Глава двадцать пятая

   В маленьком офисе за холлом пахло так, словно управляющий здесь и ночевал. Стены были обклеены афишами с изображениями обнаженных женщин.
   – Что это за говнюк? – спросил Баркало.
   – Да я сама, знаете ли, удивилась, – ответила Шила. – Познакомилась с ним в Голливуде лет пять назад.
   – А как его звать?
   – Свистун. Вот и все, что я помню. Я его практически не знала. Когда он сейчас подскочил ко мне…
   – Ужас какой! Женщине теперь даже средь бела дня на улице прохода не дают, – издевательски сказала Буш. Она была уже наполовину пьяна.

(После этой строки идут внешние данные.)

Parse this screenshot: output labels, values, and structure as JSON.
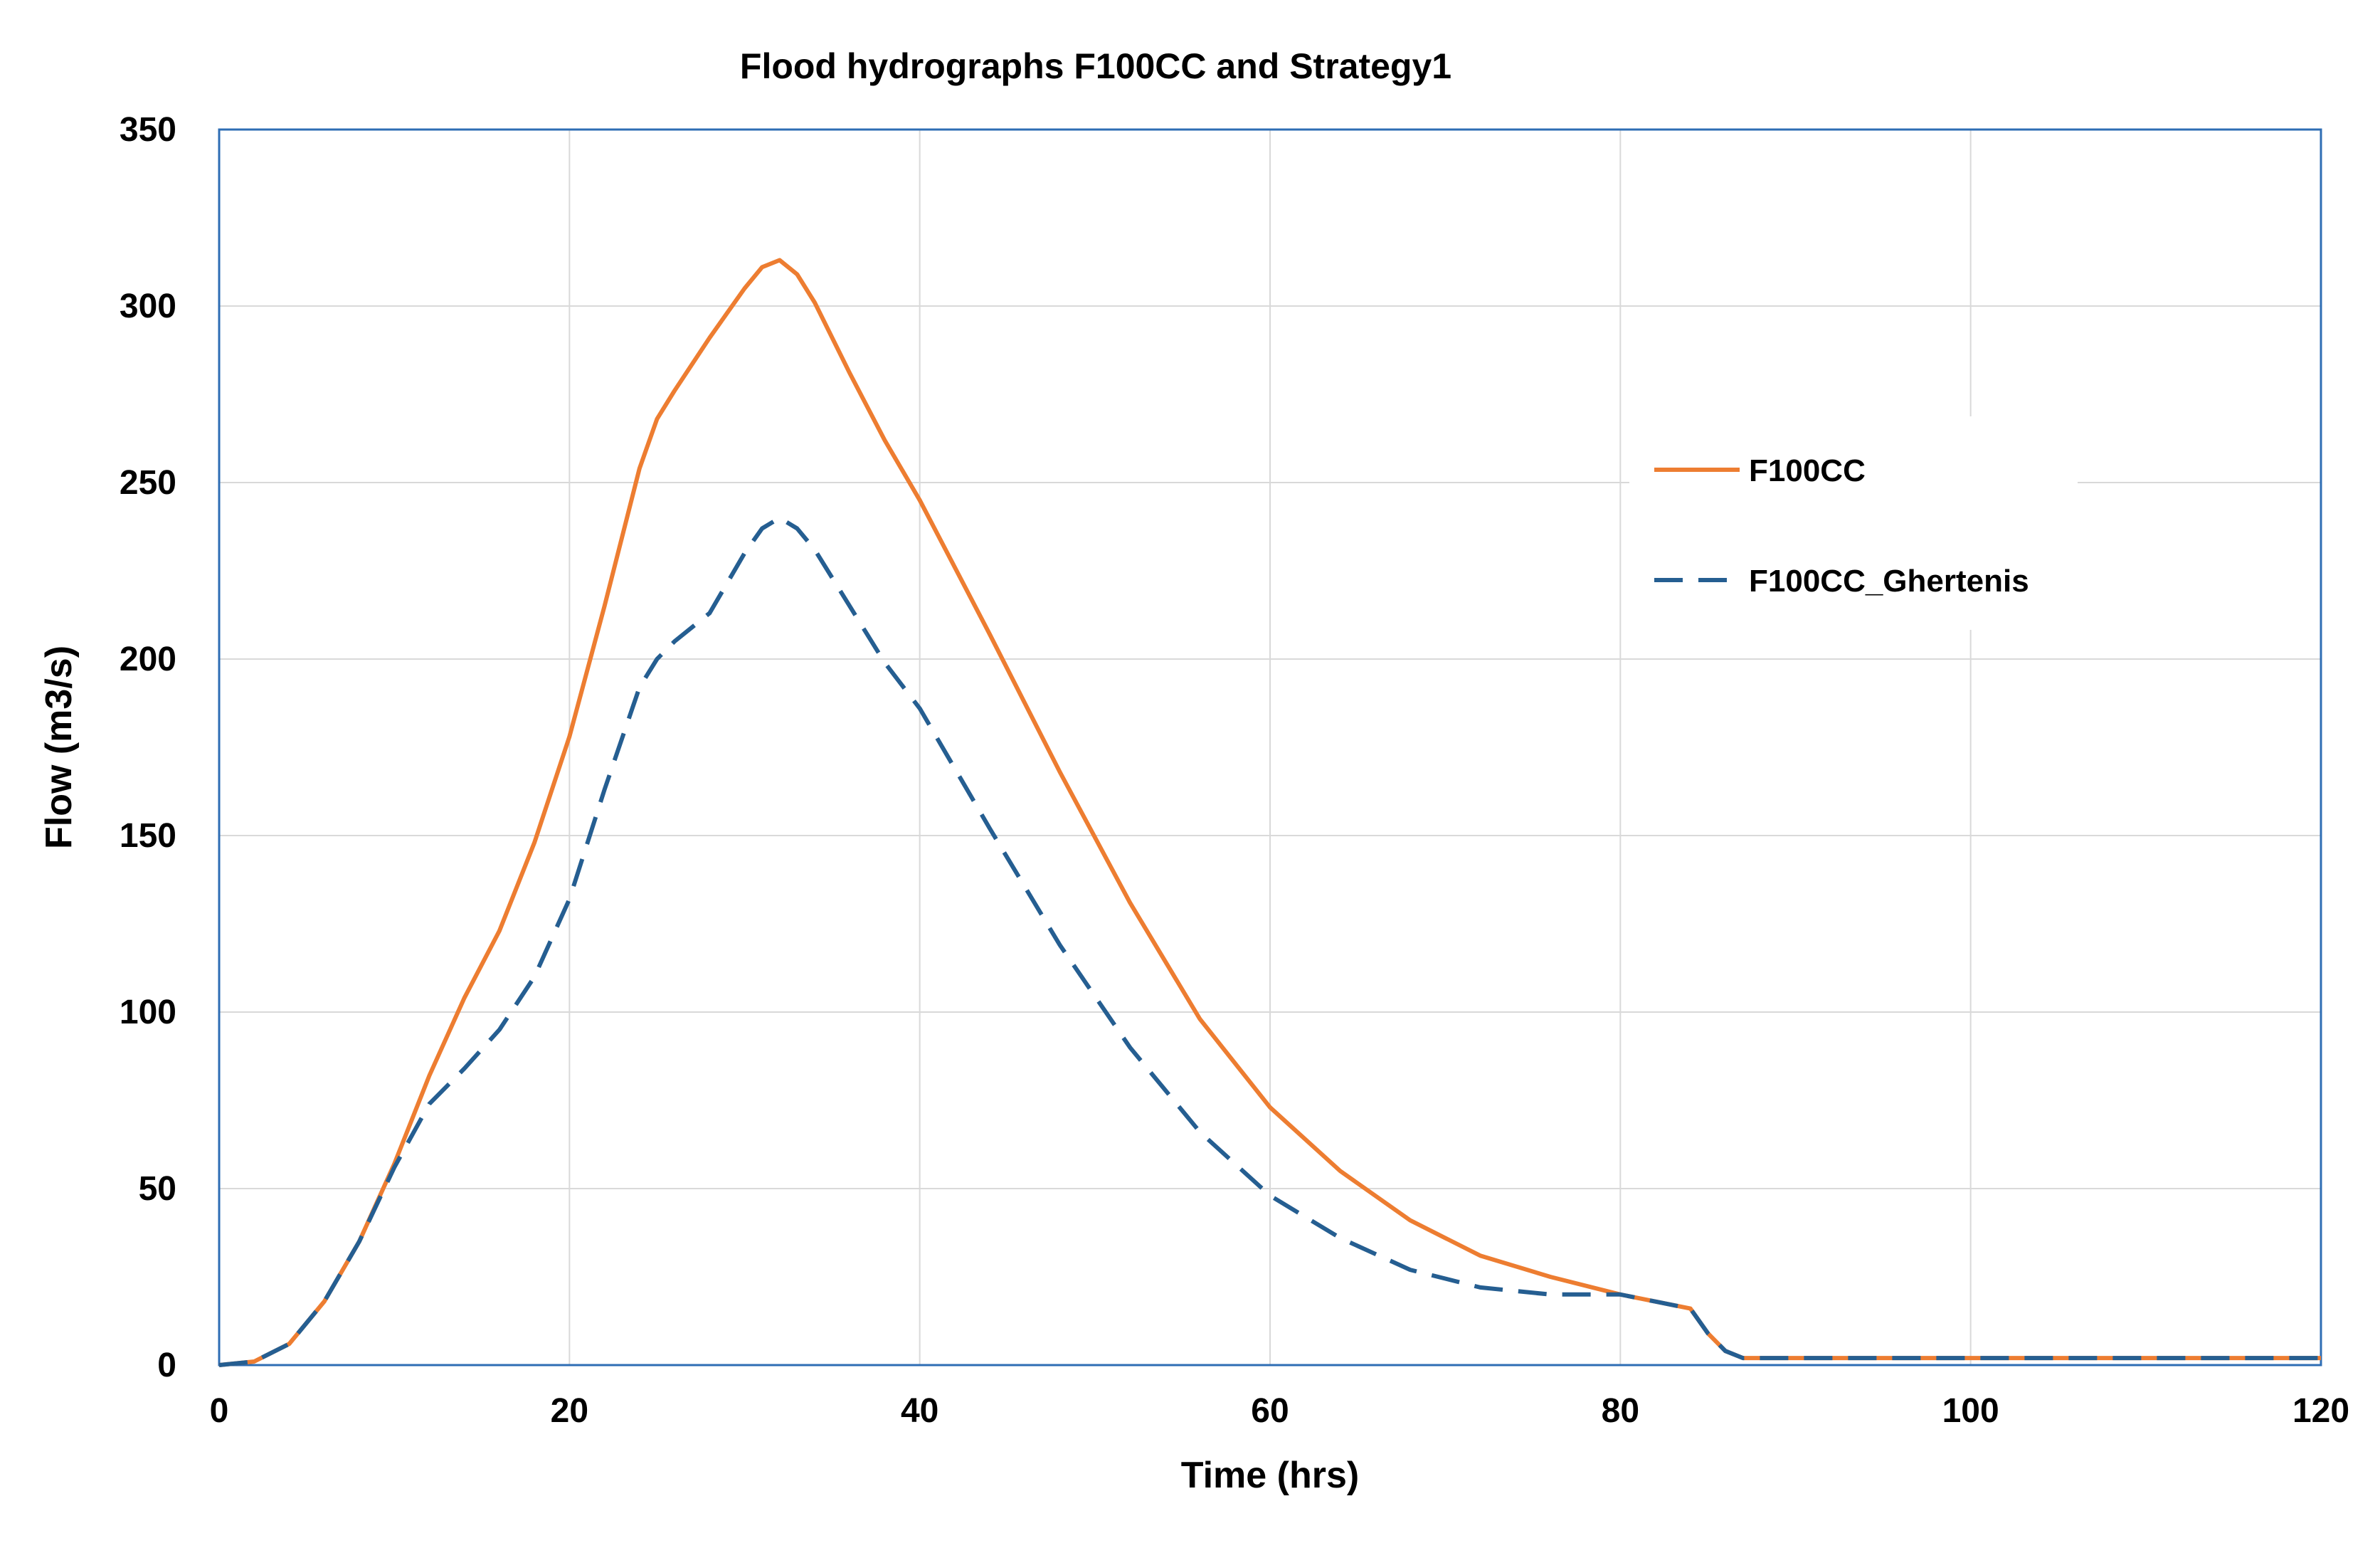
{
  "chart_data": {
    "type": "line",
    "title": "Flood hydrographs F100CC and Strategy1",
    "xlabel": "Time (hrs)",
    "ylabel": "Flow (m3/s)",
    "xlim": [
      0,
      120
    ],
    "ylim": [
      0,
      350
    ],
    "xticks": [
      "0",
      "20",
      "40",
      "60",
      "80",
      "100",
      "120"
    ],
    "yticks": [
      "0",
      "50",
      "100",
      "150",
      "200",
      "250",
      "300",
      "350"
    ],
    "grid": true,
    "legend_position": "right",
    "series": [
      {
        "name": "F100CC",
        "color": "#ED7D31",
        "style": "solid",
        "x": [
          0,
          2,
          4,
          6,
          8,
          10,
          12,
          14,
          16,
          18,
          20,
          22,
          24,
          25,
          26,
          28,
          30,
          31,
          32,
          33,
          34,
          36,
          38,
          40,
          44,
          48,
          52,
          56,
          60,
          64,
          68,
          72,
          76,
          80,
          82,
          84,
          85,
          86,
          87,
          90,
          100,
          110,
          120
        ],
        "y": [
          0,
          1,
          6,
          18,
          35,
          57,
          82,
          104,
          123,
          148,
          178,
          215,
          254,
          268,
          276,
          291,
          305,
          311,
          313,
          309,
          301,
          281,
          262,
          245,
          207,
          168,
          131,
          98,
          73,
          55,
          41,
          31,
          25,
          20,
          18,
          16,
          9,
          4,
          2,
          2,
          2,
          2,
          2
        ]
      },
      {
        "name": "F100CC_Ghertenis",
        "color": "#255E91",
        "style": "dashed",
        "x": [
          0,
          2,
          4,
          6,
          8,
          10,
          12,
          14,
          16,
          18,
          20,
          22,
          24,
          25,
          26,
          28,
          30,
          31,
          32,
          33,
          34,
          36,
          38,
          40,
          44,
          48,
          52,
          56,
          60,
          64,
          68,
          72,
          76,
          78,
          80,
          82,
          84,
          85,
          86,
          87,
          90,
          100,
          110,
          120
        ],
        "y": [
          0,
          1,
          6,
          18,
          35,
          56,
          74,
          84,
          95,
          110,
          132,
          163,
          192,
          200,
          205,
          213,
          230,
          237,
          240,
          237,
          231,
          215,
          199,
          186,
          152,
          119,
          90,
          66,
          48,
          36,
          27,
          22,
          20,
          20,
          20,
          18,
          16,
          9,
          4,
          2,
          2,
          2,
          2,
          2
        ]
      }
    ]
  }
}
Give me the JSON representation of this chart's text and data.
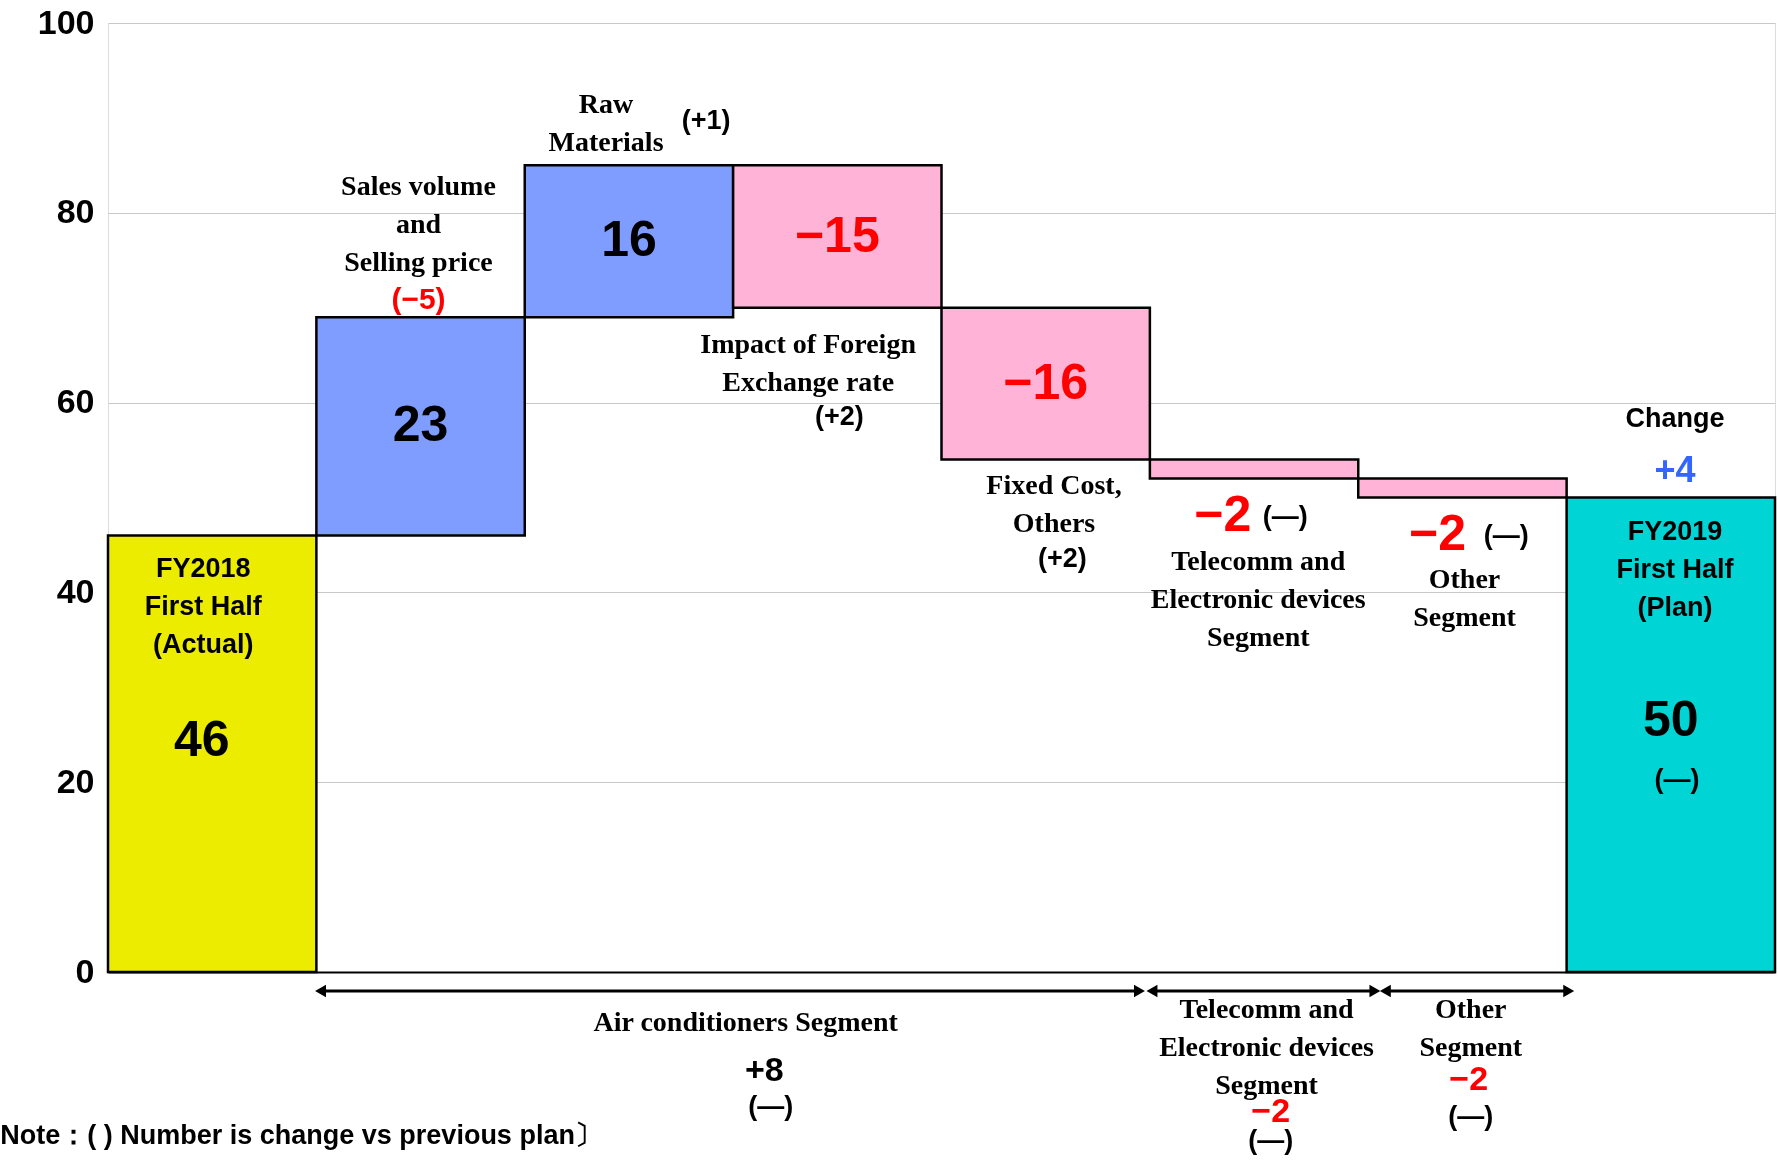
{
  "chart_data": {
    "type": "bar",
    "categories": [
      null,
      null,
      null,
      null,
      null,
      null,
      null,
      null
    ],
    "values": [
      46,
      23,
      16,
      -15,
      -16,
      -2,
      -2,
      50
    ],
    "base": [
      0,
      46,
      69,
      85,
      70,
      54,
      52,
      0
    ],
    "colors": [
      "#ecec00",
      "#7f9cff",
      "#7f9cff",
      "#ffb3d6",
      "#ffb3d6",
      "#ffb3d6",
      "#ffb3d6",
      "#00d4d4"
    ],
    "value_labels": [
      "46",
      "23",
      "16",
      "−15",
      "−16",
      "−2",
      "−2",
      "50"
    ],
    "ylim": [
      0,
      100
    ],
    "yticks": [
      0,
      20,
      40,
      60,
      80,
      100
    ],
    "grid": "y",
    "annotations": [
      "FY2018\nFirst Half\n(Actual)",
      "Sales volume\nand\nSelling price",
      "(−5)",
      "Raw\nMaterials",
      "(+1)",
      "Impact of  Foreign\nExchange rate",
      "(+2)",
      "Fixed Cost,\nOthers",
      "(+2)",
      "(—)",
      "Telecomm and\nElectronic devices\nSegment",
      "(—)",
      "Other\nSegment",
      "Change",
      "+4",
      "FY2019\nFirst Half\n(Plan)",
      "(—)",
      "Air conditioners Segment",
      "+8",
      "(—)",
      "Telecomm and\nElectronic devices\nSegment",
      "−2",
      "(—)",
      "Other\nSegment",
      "−2",
      "(—)",
      "Note：(  ) Number is change vs previous plan〕"
    ]
  }
}
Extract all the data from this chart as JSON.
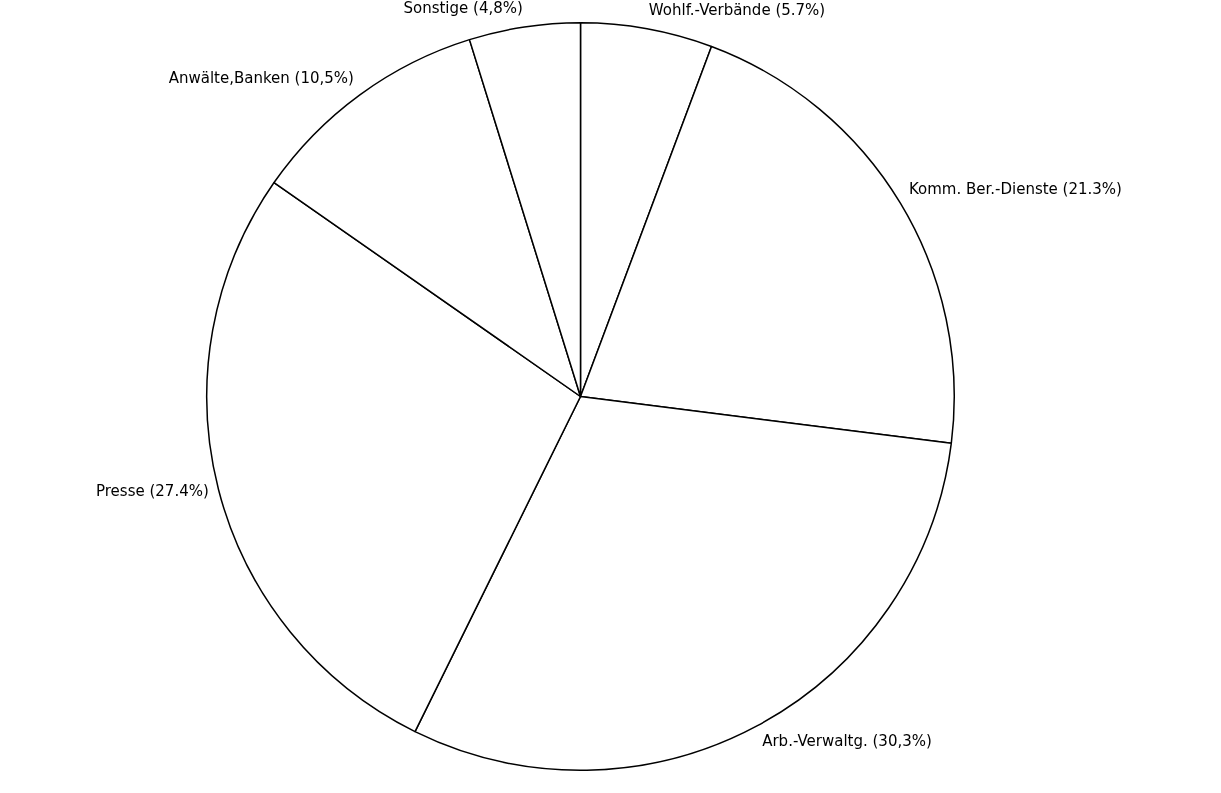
{
  "chart_data": {
    "type": "pie",
    "categories": [
      "Wohlf.-Verbände",
      "Komm. Ber.-Dienste",
      "Arb.-Verwaltg.",
      "Presse",
      "Anwälte,Banken",
      "Sonstige"
    ],
    "values": [
      5.7,
      21.3,
      30.3,
      27.4,
      10.5,
      4.8
    ],
    "value_labels": [
      "(5.7%)",
      "(21.3%)",
      "(30,3%)",
      "(27.4%)",
      "(10,5%)",
      "(4,8%)"
    ],
    "colors": [
      "#ffffff",
      "#ffffff",
      "#ffffff",
      "#ffffff",
      "#ffffff",
      "#ffffff"
    ],
    "legend": false
  }
}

   Баркало, нахмурившись, посмотрел на Буш, велел ей заткнуться, удивился тому, когда и как она успела набраться.
   – Как замечательно, что вы прибыли из самого Лос-Анджелеса, чтобы повидаться со мной! Можно мне называть вас Шилой? А вы зовите меня Нонни. Прошу садиться. Не угодно ли чего-нибудь выпить? Буш, ты не сходишь за лимонадом в киоск?
   – Мне ничего не надо, спасибо, – сказала Шила.
   – Ну, и что мои лос-анджелесские друзья рассказали вам о картине?
   – Строго говоря, ничего. Сказали только, что у вас заболела актриса и…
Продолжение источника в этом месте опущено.